The Complete Peerage considers that on the death of the 2nd Lord Ruthven, unmarried, the peerage became extinct, but notes that nonetheless it was assumed, first by the heir of entail of his estates, and later by the heirs of line. It traces these soi-disant barons in an appendix. Thus the first person in the list below which it recognizes as a peer is Walter Hore-Ruthven, who was created 1st Baron Ruthven of Gowrie in the Peerage of the United Kingdom.

- Jean Ruthven, 3rd Lady Ruthven of Freeland (d. 1722)
- Isobel Ruthven, 4th Lady Ruthven of Freeland (d. 1732)
- James Ruthven, 5th Lord Ruthven of Freeland (d. 1783)
- James Ruthven, 6th Lord Ruthven of Freeland (1733–1789)

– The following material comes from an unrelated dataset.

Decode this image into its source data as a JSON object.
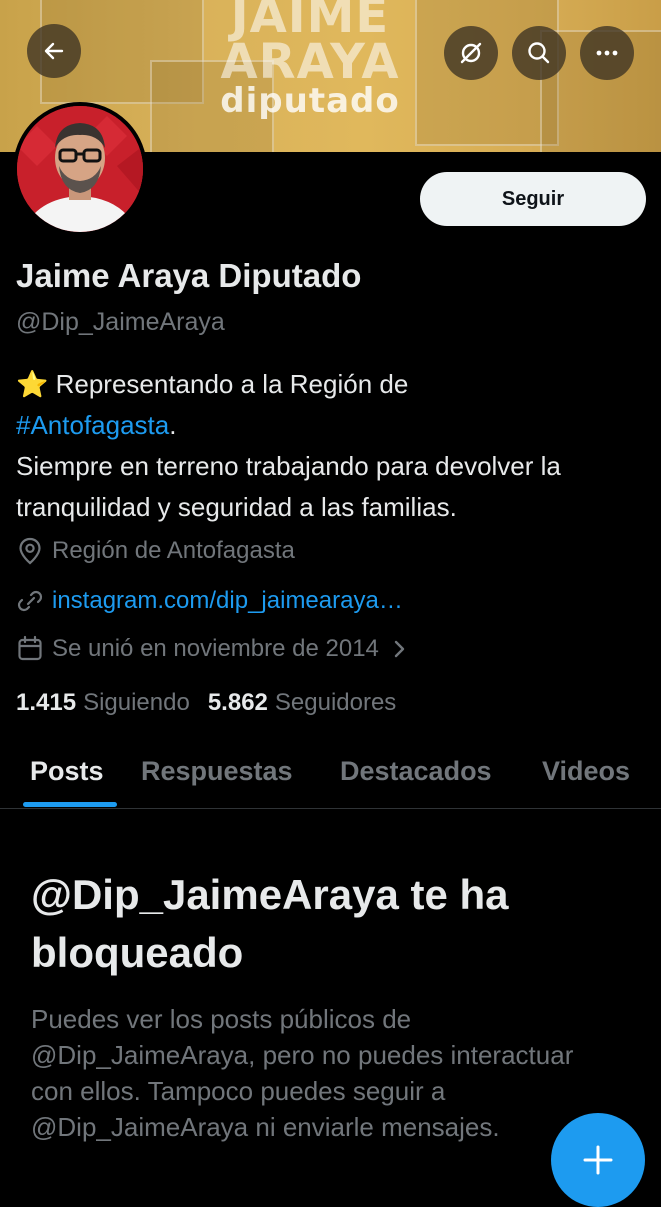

- James Ruthven, 7th Lord Ruthven of Freeland (1777–1853)
- Mary Elizabeth Thornton Hore-Ruthven, 8th Lady Ruthven of Freeland (c. 1784–1864)
- Walter James Hore-Ruthven, 9th Lord Ruthven of Freeland, 1st Baron Ruthven of Gowrie (1838–1921)
- Walter Patrick Hore-Ruthven, 10th Lord Ruthven of Freeland, 2nd Baron Ruthven of Gowrie (1870–1956)
- Bridget Helen Monckton, 11th Lady Ruthven of Freeland (1896–1982)
- Charles James Ruthven Howard, 12th Earl of Carlisle, 12th Lord Ruthven of Freeland (1923–1994)
- George William Beaumont Howard, 13th Earl of Carlisle, 13th Lord Ruthven of Freeland (b. 1949)

The heir presumptive is the present Earl's younger brother, The Hon Philip Charles Wentworth Howard (b. 1963).